Answer 8 · 2020-04-24T15:50:19.000Z

Hi @wizofe , for now I only have access to Windows so things differ a lot from Linux in compiling. I managed to a successful build of TF1.5 with ICG on Windows with CMake, but reading the binary file of ICG is not successful - Python complained it cannot find the required functions from the binary file, which is really weird.

To be more specific, please refer to line 11 to 13 in the file tensorflow/contrib/icg/python/ops/icg_ops.py

_icg_ops_so = loader.load_op_library(resource_loader.get_path_to_datafile("_icg_ops.so"))

fftshift2d = _icg_ops_so.fftshift2d
ifftshift2d = _icg_ops_so.ifftshift2d

The functions named fftshift2d and ifftshift2d were not able to be found. I have corrected the extension .so as .dll for Windows.

It would be nice if everything could be executed on Docker, but for my current environment on Windows, Docker requires Hyper-V, which conflicts with some essential software for my work, so I'm not giving a trial of that for now.

I'm still looking into the possible way to upgrade the code into TF 2.x since the APIs changed significantly. I would really appreciate it if anyone who is familiar with these differences could give some hint.

Answer 9 · 2020-07-04T16:24:16.000Z

@nbwuzhe I didn't try to port it on TF 2.x at the moment but I have a wheel for TensorFlow 1.8.0, happy to share with you if you're on Linux. You just need to create a virtualenv and install the whl in there. Let me know!

Answer 10 · 2020-07-16T13:45:29.000Z

It also works when added into Tensorflow 1.14.0. Also, if you plan on running the code from here, then you may get errors involving FigureCanvasBase. I had to downgrade my Matplotlib to Matplotlib 2.1.0 to get it to work. In addition, you may also get some errors in the code that saves the images because it is outdated.

Answer 11 · 2020-08-12T22:23:02.000Z

I have it working in TF 2.3. Currently I am running it by building the icg functions with bazel separately according to Tensorflow's custom operator guide and then including the custom operators using Tensorflow's tf.load_op_library(). The denoising-variational network code also had to be updated to Tensorflow 2. There is probably a better way to do it through Tensorflow Addons which I may look into later.

Answer 12 · 2021-01-27T12:26:21.000Z

Initially, the variational network was written in pure C++/CUDA as we were not able to fit the memory consuming task of MRI reconstruction onto the GPU when we started with this work a couple of years ago.
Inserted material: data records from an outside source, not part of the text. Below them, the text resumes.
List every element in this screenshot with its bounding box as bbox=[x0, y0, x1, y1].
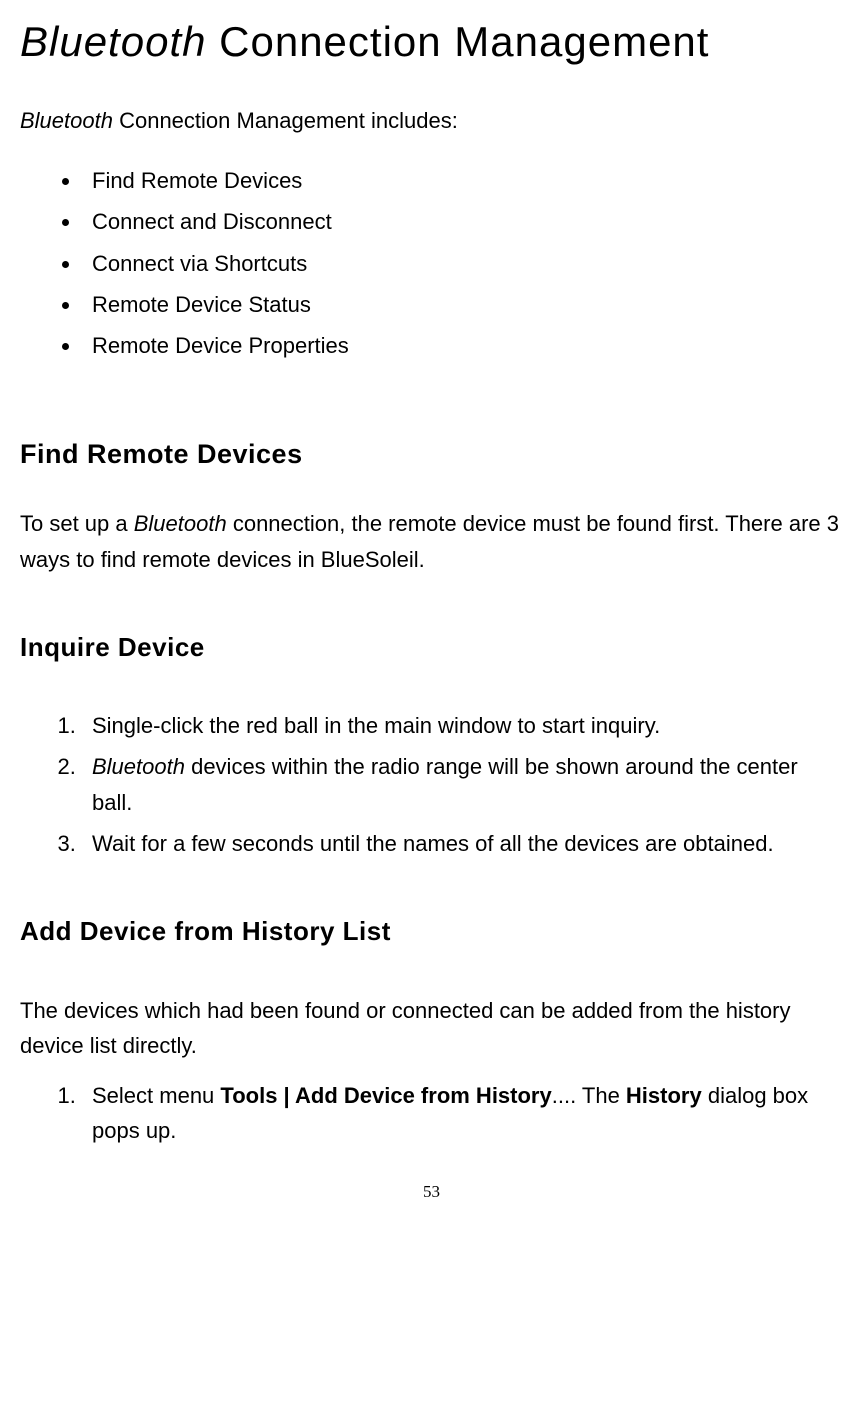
title-italic: Bluetooth bbox=[20, 18, 206, 65]
inquire-item2-italic: Bluetooth bbox=[92, 754, 185, 779]
heading-inquire-device: Inquire Device bbox=[20, 627, 843, 669]
list-item: Remote Device Status bbox=[82, 287, 843, 322]
list-item: Remote Device Properties bbox=[82, 328, 843, 363]
list-item: Bluetooth devices within the radio range… bbox=[82, 749, 843, 819]
inquire-numbered-list: Single-click the red ball in the main wi… bbox=[20, 708, 843, 861]
list-item: Find Remote Devices bbox=[82, 163, 843, 198]
list-item: Wait for a few seconds until the names o… bbox=[82, 826, 843, 861]
heading-add-device-history: Add Device from History List bbox=[20, 911, 843, 953]
intro-italic: Bluetooth bbox=[20, 108, 113, 133]
history-item1-pre: Select menu bbox=[92, 1083, 220, 1108]
page-number: 53 bbox=[20, 1178, 843, 1205]
list-item: Single-click the red ball in the main wi… bbox=[82, 708, 843, 743]
find-paragraph: To set up a Bluetooth connection, the re… bbox=[20, 506, 843, 576]
title-rest: Connection Management bbox=[206, 18, 709, 65]
history-numbered-list: Select menu Tools | Add Device from Hist… bbox=[20, 1078, 843, 1148]
history-item1-bold1: Tools | Add Device from History bbox=[220, 1083, 551, 1108]
history-paragraph: The devices which had been found or conn… bbox=[20, 993, 843, 1063]
find-pre: To set up a bbox=[20, 511, 134, 536]
list-item: Connect and Disconnect bbox=[82, 204, 843, 239]
list-item: Connect via Shortcuts bbox=[82, 246, 843, 281]
inquire-item2-rest: devices within the radio range will be s… bbox=[92, 754, 798, 814]
intro-rest: Connection Management includes: bbox=[113, 108, 458, 133]
find-italic: Bluetooth bbox=[134, 511, 227, 536]
intro-paragraph: Bluetooth Connection Management includes… bbox=[20, 103, 843, 138]
heading-find-remote-devices: Find Remote Devices bbox=[20, 433, 843, 476]
history-item1-mid: .... The bbox=[552, 1083, 626, 1108]
history-item1-bold2: History bbox=[626, 1083, 702, 1108]
page-title: Bluetooth Connection Management bbox=[20, 10, 843, 73]
list-item: Select menu Tools | Add Device from Hist… bbox=[82, 1078, 843, 1148]
includes-bullet-list: Find Remote Devices Connect and Disconne… bbox=[20, 163, 843, 363]
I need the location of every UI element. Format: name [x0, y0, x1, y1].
However, releasing, building, and maintaining this code would have been even more challenging. At the time of publishing the TF version, adding extensions to TF was, however, not straightforward either, and adding custom CMake operators did not work smoothly at that time.

The cumbersome build of tensorflow-icg is now omitted and a new interface optox is provided. The fftshift/ifftshift functions are available in tensorflow (from 1.15) and are not needed anymore. The repository mri-variationalnetwork is updated.